[RFC] nodeToString format and exporting the SQL parser [PgSql]

Prev: [HACKERS] [RFC] nodeToString format and exporting the SQL parser
Next: pgindent bizarreness

From: Tom Lane on 2 Apr 2010 16:16

Michael Tharp <gxti(a)partiallystapled.com> writes:
> Due to popular demand on #postgresql (by which I mean David Fetter), I
> have been spending a little time making the internal SQL parser
> available to clients via a C-language SQL function. The function itself
> is extremely simple: just a wrapper around a call to raw_parser followed
> by nodeToString.

What exactly is the use-case for this? Generally speaking I'm against
exposing that data structure to clients, because there will inevitably
be griping when we change it (as we most certainly will).

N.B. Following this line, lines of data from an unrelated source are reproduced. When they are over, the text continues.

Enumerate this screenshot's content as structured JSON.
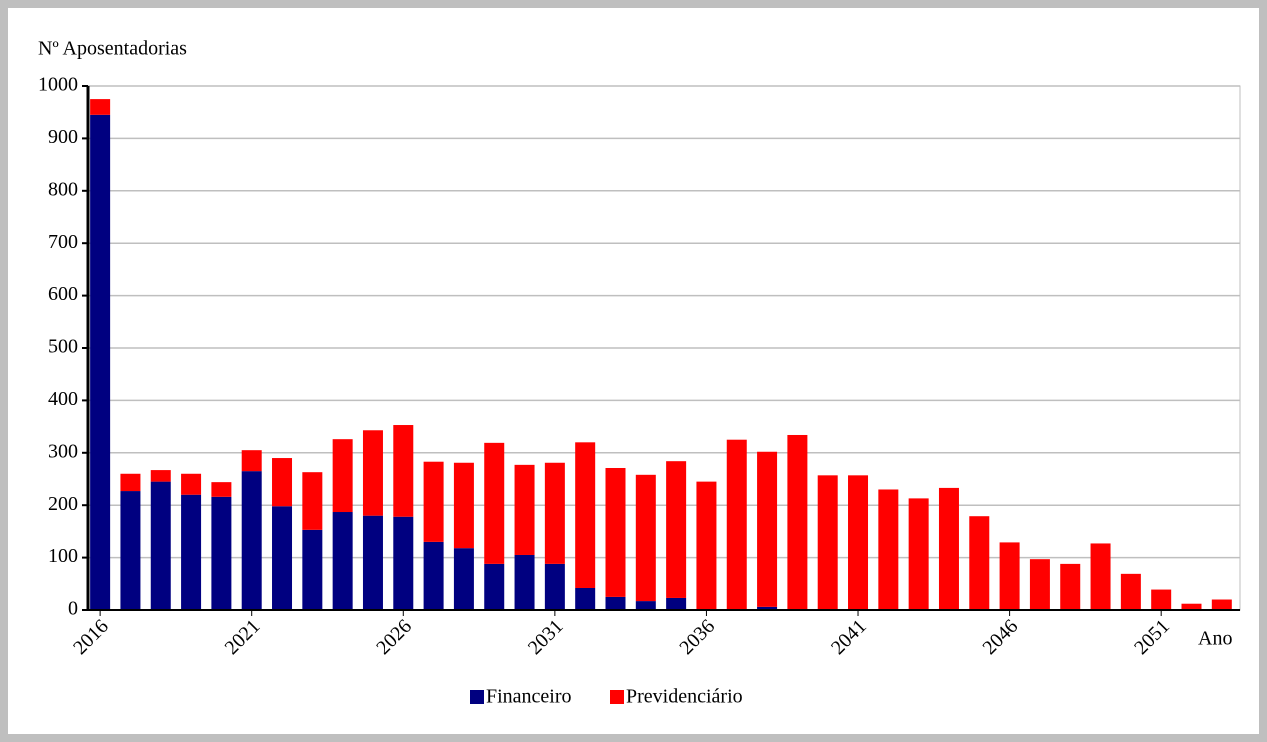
{
  "chart_data": {
    "type": "stacked-bar",
    "y_axis_label": "Nº Aposentadorias",
    "x_axis_label": "Ano",
    "categories": [
      "2016",
      null,
      null,
      null,
      null,
      "2021",
      null,
      null,
      null,
      null,
      "2026",
      null,
      null,
      null,
      null,
      "2031",
      null,
      null,
      null,
      null,
      "2036",
      null,
      null,
      null,
      null,
      "2041",
      null,
      null,
      null,
      null,
      "2046",
      null,
      null,
      null,
      null,
      "2051",
      null,
      null
    ],
    "series": [
      {
        "name": "Financeiro",
        "color": "#000080",
        "values": [
          945,
          227,
          245,
          220,
          216,
          265,
          198,
          153,
          187,
          180,
          178,
          130,
          118,
          88,
          105,
          88,
          42,
          25,
          17,
          23,
          0,
          0,
          6,
          0,
          0,
          0,
          0,
          0,
          0,
          0,
          0,
          0,
          0,
          0,
          0,
          0,
          0,
          0
        ]
      },
      {
        "name": "Previdenciário",
        "color": "#ff0000",
        "values": [
          30,
          33,
          22,
          40,
          28,
          40,
          92,
          110,
          139,
          163,
          175,
          153,
          163,
          231,
          172,
          193,
          278,
          246,
          241,
          261,
          245,
          325,
          296,
          334,
          257,
          257,
          230,
          213,
          233,
          179,
          129,
          97,
          88,
          127,
          69,
          39,
          12,
          20
        ]
      }
    ],
    "ylim": [
      0,
      1000
    ],
    "yticks": [
      0,
      100,
      200,
      300,
      400,
      500,
      600,
      700,
      800,
      900,
      1000
    ],
    "grid": true
  }
}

Your
complaints boil down to "this is hard to parse from the client side",
and that already tells me you're doing something that we will refuse
to support.

regards, tom lane

--
Sent via pgsql-hackers mailing list (pgsql-hackers(a)postgresql.org)
To make changes to your subscription:
http://www.postgresql.org/mailpref/pgsql-hackers

From: Markus Wanner on 3 Apr 2010 09:17

Hi,

Michael Tharp wrote:
> I have been spending a little time making the internal SQL parser
> available to clients via a C-language SQL function.

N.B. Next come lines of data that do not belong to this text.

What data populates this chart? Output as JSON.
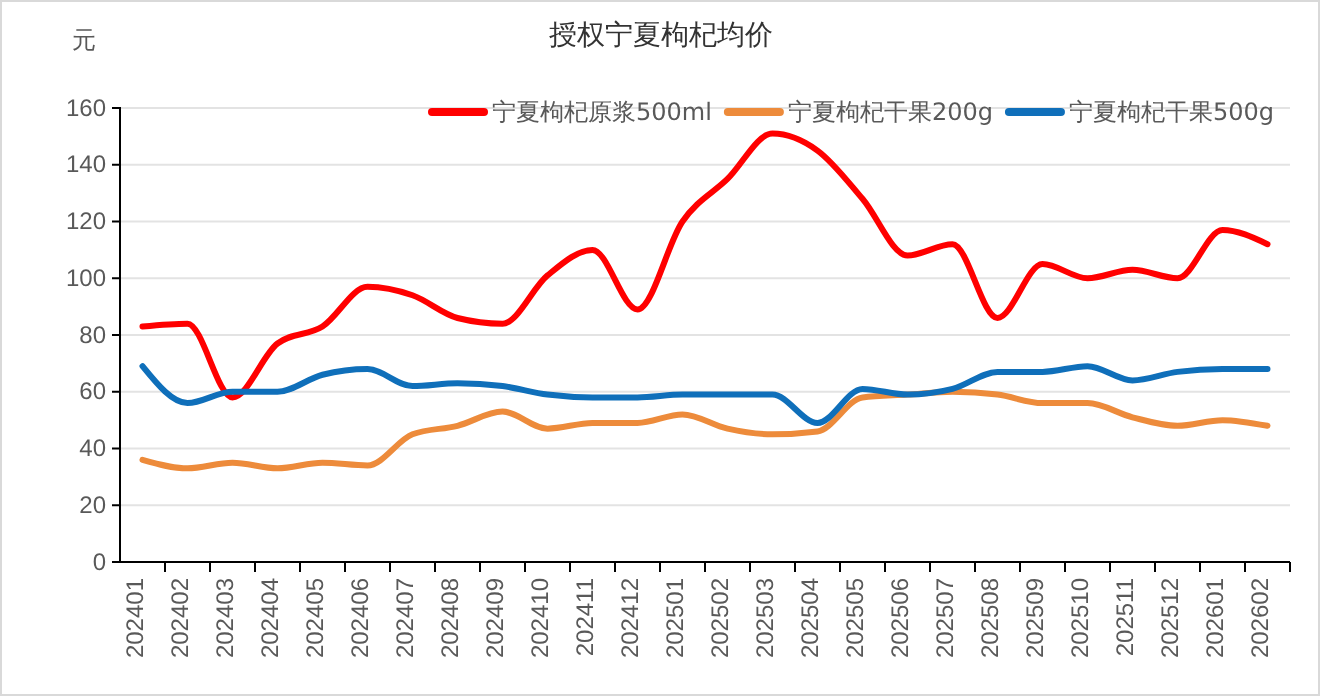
{
  "chart_data": {
    "type": "line",
    "title": "授权宁夏枸杞均价",
    "ylabel": "元",
    "categories": [
      "202401",
      "202402",
      "202403",
      "202404",
      "202405",
      "202406",
      "202407",
      "202408",
      "202409",
      "202410",
      "202411",
      "202412",
      "202501",
      "202502",
      "202503",
      "202504",
      "202505",
      "202506",
      "202507",
      "202508",
      "202509",
      "202510",
      "202511",
      "202512",
      "202601",
      "202602"
    ],
    "series": [
      {
        "name": "宁夏枸杞原浆500ml",
        "color": "#ff0000",
        "values": [
          83,
          84,
          58,
          77,
          83,
          97,
          94,
          86,
          84,
          101,
          110,
          89,
          120,
          135,
          151,
          145,
          128,
          108,
          112,
          86,
          105,
          100,
          103,
          100,
          117,
          112
        ]
      },
      {
        "name": "宁夏枸杞干果200g",
        "color": "#ed8b3b",
        "values": [
          36,
          33,
          35,
          33,
          35,
          34,
          45,
          48,
          53,
          47,
          49,
          49,
          52,
          47,
          45,
          46,
          58,
          59,
          60,
          59,
          56,
          56,
          51,
          48,
          50,
          48
        ]
      },
      {
        "name": "宁夏枸杞干果500g",
        "color": "#0f6fba",
        "values": [
          69,
          56,
          60,
          60,
          66,
          68,
          62,
          63,
          62,
          59,
          58,
          58,
          59,
          59,
          59,
          49,
          61,
          59,
          61,
          67,
          67,
          69,
          64,
          67,
          68,
          68
        ]
      }
    ],
    "ylim": [
      0,
      160
    ],
    "yticks": [
      0,
      20,
      40,
      60,
      80,
      100,
      120,
      140,
      160
    ],
    "grid": "y",
    "legend": "top right",
    "marker": "none",
    "line_style": "solid"
  }
}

This sounds very much like one of the Cluster Features:
http://wiki.postgresql.org/wiki/ClusterFeatures#API_into_the_Parser_.2F_Parser_as_an_independent_module

Is this what you (or David) have in mind?

Regards

Markus Wanner

--
Sent via pgsql-hackers mailing list (pgsql-hackers(a)postgresql.org)
To make changes to your subscription:
http://www.postgresql.org/mailpref/pgsql-hackers

From: David Fetter on 4 Apr 2010 12:10

On Sat, Apr 03, 2010 at 03:17:30PM +0200, Markus Schiltknecht wrote:
> Hi,
>
> Michael Tharp wrote:
> >I have been spending a little time making the internal SQL parser
> >available to clients via a C-language SQL function.
>
> This sounds very much like one of the Cluster Features:
> http://wiki.postgresql.org/wiki/ClusterFeatures#API_into_the_Parser_.2F_Parser_as_an_independent_module
>
> Is this what you (or David) have in mind?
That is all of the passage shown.